Guideline G: Introducing Asian ideographic
scripts


G3: Manipulating MBCS data



Manipulating MBCS data stream

Some string manipulation functions operate in terms of bytes instead of characters. When we treat characters as bytes, it is easy to inadvertently truncate a non-single-byte character, split a non-single-byte character into its individual bytes, or lose the other half of a control code pair such as the Shift In control code.


Guideline G3


Never split a multibyte character into bytes.

There are several ways to compensate for the resultant string to ensure the integrity of every character.
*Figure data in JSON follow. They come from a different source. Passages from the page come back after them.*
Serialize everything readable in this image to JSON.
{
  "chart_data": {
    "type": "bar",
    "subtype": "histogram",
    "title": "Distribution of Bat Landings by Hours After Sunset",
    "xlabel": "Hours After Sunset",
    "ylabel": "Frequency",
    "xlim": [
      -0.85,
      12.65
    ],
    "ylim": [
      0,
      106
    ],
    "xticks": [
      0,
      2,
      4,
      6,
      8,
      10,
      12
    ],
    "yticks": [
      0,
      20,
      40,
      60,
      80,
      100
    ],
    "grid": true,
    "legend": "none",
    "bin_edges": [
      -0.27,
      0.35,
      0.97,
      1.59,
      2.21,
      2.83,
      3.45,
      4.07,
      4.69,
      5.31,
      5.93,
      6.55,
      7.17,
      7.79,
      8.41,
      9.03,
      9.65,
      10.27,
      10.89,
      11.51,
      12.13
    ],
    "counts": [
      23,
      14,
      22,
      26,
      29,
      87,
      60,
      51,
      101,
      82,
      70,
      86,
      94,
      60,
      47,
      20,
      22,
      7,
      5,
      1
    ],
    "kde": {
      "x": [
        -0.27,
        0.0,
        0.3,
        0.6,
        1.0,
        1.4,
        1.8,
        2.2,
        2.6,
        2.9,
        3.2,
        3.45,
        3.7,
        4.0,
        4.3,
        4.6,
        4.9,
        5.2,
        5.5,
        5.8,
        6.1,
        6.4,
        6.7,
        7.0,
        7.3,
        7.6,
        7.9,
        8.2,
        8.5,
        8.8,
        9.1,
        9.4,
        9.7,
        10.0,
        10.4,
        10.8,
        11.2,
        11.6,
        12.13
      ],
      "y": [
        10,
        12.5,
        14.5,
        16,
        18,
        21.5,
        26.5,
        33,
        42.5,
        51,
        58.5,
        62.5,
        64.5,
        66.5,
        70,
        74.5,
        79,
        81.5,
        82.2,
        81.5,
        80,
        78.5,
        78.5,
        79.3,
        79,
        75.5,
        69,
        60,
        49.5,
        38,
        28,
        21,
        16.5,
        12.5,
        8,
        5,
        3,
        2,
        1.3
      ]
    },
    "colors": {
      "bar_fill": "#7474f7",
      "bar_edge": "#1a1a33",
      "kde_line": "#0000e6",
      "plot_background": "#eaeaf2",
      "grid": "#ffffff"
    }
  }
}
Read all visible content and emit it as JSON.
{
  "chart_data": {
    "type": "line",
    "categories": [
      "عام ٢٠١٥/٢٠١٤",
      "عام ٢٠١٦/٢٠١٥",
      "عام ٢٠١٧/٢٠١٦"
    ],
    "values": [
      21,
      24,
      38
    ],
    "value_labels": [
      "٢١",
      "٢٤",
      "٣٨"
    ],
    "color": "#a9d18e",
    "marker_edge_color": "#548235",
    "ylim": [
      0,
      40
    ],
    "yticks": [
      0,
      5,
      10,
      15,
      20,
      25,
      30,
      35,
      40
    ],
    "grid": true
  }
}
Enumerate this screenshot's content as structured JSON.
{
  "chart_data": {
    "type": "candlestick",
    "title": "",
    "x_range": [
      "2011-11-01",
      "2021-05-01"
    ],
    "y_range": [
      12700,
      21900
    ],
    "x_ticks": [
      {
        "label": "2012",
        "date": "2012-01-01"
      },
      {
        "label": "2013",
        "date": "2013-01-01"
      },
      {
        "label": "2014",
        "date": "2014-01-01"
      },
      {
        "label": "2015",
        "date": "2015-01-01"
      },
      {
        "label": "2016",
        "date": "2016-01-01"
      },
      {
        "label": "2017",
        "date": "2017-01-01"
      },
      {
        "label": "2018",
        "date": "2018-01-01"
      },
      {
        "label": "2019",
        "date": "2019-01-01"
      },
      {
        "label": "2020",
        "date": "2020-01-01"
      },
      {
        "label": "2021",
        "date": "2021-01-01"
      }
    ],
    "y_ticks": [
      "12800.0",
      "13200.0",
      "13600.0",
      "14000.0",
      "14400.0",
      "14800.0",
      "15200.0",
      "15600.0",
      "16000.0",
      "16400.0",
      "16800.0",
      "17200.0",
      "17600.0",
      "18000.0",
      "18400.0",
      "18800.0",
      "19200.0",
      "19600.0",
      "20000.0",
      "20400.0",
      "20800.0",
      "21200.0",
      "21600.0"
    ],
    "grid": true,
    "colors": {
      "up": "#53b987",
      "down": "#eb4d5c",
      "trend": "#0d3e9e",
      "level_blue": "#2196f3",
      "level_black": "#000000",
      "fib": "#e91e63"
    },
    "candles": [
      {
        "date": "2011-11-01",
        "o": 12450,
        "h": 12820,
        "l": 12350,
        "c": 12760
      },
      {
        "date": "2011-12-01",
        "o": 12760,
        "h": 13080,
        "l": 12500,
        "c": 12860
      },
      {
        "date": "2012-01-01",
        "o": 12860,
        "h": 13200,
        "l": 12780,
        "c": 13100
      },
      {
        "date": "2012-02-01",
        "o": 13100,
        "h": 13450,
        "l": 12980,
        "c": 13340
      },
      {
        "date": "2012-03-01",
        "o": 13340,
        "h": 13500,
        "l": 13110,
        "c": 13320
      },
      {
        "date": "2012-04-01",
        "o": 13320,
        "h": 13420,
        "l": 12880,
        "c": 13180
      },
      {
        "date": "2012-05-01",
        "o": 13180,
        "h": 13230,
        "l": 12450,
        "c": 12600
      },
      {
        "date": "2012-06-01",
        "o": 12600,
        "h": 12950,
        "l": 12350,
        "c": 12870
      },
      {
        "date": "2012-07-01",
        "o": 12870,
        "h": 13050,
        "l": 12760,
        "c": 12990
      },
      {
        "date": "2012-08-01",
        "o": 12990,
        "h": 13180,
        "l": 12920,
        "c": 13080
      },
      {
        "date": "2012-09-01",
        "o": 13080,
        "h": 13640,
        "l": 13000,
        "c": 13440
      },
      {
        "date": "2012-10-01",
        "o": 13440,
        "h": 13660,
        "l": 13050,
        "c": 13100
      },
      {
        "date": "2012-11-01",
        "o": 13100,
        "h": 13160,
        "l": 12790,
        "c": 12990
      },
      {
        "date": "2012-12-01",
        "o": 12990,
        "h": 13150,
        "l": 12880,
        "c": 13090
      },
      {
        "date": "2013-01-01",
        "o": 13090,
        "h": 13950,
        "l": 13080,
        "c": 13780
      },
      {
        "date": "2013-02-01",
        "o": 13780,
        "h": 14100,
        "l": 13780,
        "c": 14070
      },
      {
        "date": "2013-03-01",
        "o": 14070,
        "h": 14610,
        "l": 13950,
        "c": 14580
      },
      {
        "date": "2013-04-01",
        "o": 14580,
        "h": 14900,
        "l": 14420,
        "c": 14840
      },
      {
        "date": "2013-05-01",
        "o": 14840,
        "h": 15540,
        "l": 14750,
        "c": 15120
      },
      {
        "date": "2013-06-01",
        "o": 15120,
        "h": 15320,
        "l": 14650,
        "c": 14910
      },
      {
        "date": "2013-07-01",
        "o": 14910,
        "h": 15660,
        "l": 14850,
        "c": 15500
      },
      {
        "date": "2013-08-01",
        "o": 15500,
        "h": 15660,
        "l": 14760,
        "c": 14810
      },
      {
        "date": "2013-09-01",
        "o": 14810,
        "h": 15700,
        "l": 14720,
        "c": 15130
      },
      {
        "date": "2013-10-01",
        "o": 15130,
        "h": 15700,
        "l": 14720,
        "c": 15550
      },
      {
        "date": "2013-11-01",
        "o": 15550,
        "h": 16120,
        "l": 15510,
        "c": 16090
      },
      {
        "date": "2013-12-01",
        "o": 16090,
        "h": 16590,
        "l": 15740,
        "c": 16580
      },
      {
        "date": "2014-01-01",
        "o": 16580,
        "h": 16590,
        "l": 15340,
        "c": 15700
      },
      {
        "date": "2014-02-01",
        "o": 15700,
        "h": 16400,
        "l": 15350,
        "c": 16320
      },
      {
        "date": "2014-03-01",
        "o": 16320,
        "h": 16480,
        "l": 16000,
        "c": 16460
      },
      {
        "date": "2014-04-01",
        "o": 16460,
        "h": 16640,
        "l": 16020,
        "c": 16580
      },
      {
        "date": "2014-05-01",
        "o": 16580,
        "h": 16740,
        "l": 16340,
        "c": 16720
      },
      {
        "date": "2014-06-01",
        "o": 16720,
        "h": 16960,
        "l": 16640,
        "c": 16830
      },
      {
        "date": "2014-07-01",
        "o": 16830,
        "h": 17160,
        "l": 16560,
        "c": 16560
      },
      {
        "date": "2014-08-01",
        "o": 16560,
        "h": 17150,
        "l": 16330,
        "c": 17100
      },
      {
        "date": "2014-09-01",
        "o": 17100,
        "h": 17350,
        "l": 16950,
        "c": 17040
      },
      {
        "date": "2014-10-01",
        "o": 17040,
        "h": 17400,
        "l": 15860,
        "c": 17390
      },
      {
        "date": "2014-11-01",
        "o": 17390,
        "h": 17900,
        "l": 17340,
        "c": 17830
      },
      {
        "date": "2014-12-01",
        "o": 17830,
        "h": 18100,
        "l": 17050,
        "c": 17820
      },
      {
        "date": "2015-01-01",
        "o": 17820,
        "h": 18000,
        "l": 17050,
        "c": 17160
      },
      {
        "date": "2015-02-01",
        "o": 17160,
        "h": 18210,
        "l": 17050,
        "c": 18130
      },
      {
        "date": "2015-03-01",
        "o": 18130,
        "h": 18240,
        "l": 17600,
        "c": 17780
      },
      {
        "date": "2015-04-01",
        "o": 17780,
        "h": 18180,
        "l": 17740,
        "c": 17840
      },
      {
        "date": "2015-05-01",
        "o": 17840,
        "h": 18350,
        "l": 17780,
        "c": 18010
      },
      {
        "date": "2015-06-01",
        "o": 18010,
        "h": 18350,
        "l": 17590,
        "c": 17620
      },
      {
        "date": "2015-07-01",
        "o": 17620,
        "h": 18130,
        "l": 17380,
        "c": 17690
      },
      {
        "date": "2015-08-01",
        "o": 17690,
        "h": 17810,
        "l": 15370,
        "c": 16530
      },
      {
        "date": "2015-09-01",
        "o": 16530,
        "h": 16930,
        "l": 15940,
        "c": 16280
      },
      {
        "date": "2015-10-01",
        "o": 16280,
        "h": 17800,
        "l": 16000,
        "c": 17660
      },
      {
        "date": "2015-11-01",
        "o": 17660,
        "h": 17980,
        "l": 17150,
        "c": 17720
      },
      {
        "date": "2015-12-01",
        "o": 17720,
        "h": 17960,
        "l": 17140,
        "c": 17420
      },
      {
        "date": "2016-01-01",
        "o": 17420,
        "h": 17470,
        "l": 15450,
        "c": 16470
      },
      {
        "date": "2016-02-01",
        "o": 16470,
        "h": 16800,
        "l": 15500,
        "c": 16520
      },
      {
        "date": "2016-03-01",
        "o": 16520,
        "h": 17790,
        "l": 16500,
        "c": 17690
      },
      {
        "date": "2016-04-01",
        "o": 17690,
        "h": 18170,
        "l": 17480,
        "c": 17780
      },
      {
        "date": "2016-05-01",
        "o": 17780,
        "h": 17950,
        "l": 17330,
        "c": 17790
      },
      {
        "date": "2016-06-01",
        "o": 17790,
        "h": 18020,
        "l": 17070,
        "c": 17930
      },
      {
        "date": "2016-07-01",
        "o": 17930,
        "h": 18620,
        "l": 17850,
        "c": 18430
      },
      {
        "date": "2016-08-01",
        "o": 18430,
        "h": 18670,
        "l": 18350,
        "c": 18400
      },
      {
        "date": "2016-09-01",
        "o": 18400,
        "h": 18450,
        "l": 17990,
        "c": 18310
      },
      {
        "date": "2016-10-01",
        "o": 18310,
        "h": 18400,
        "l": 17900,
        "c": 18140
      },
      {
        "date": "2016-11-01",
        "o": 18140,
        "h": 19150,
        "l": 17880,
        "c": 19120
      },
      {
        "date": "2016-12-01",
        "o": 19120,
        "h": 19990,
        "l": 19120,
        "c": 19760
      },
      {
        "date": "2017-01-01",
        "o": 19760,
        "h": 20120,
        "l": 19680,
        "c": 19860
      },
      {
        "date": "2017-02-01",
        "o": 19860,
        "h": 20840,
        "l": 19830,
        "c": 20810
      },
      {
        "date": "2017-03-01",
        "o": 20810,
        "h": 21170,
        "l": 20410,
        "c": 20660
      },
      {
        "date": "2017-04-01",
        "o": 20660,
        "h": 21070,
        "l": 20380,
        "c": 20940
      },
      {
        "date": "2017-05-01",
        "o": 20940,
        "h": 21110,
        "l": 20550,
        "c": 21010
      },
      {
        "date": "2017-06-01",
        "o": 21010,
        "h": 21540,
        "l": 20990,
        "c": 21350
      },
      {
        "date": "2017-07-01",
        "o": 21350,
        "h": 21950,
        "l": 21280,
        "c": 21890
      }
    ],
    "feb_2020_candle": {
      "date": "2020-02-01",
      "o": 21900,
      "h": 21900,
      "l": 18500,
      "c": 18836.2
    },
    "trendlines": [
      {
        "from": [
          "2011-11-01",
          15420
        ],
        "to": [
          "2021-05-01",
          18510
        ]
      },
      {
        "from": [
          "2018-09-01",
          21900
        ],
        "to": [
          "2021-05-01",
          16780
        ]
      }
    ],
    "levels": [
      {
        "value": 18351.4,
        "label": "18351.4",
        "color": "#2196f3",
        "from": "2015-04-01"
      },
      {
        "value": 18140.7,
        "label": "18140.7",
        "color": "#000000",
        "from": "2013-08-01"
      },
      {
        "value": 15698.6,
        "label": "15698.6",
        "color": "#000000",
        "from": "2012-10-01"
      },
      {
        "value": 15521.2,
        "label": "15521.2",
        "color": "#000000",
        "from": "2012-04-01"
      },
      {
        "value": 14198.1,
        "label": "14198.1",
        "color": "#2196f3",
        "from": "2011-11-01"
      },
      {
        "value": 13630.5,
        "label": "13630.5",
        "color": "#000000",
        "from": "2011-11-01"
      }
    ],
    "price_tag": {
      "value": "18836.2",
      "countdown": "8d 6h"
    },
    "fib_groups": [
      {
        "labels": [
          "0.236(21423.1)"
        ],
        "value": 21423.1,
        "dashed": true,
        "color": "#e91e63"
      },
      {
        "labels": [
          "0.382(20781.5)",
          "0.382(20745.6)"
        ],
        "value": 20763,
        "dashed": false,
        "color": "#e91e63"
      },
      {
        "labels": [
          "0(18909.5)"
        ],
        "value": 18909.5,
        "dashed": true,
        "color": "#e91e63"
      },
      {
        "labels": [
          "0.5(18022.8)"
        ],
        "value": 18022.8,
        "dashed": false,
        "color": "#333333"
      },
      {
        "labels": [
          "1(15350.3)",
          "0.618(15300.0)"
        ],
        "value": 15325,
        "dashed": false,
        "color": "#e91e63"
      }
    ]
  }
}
If the string length is fixed, you can pad neutral single-byte characters such as SPACE or NULL to the string. Otherwise, you can shorten the resultant string.

Example: To extract a mixed single-byte and double-byte string starting at the second byte for six consecutive bytes on the IBM mainframe host computer, you can do the following:


Function Intermediate result Final result
Extract( "ssSOd1d2d3SIs", 2, 6 )

where:

- s is a single-byte character
- d1 to d3 are three double-byte characters
- SO is the Shift Out control character
- SI is the Shift In control character
sSOd1d2 sSOd1SI_ or
sSOd1SI\0 or
sSOd1SI if the resultant string length is not fixed to 6 bytes

where:

- _ is the single-byte SPACE character
- \0 is the single-byte NULL character

Example: To extract a mixed single-byte and double-byte string starting at the second byte for six consecutive bytes on the IBM PC, you can do the following:


Function Intermediate result Final result
Extract( "ssd1d2d3s", 2, 6 )

where:

- s is a single-byte character
- d1 to d3 are three double-byte characters
sd1d2 sd1d2d sd1d2_ or
sd1d2\0 or
sd1d2 if the resultant string length is not fixed to 6 bytes

where:

- _ is the single-byte SPACE character
- \0 is the single-byte NULL character

To aid the developer in manipulating MBCS strings, X/Open and ISO/IEC have defined a series of C runtime library string manipulation functions that process wchar_t strings, as opposed to the regular C string functions that process char (or byte) strings.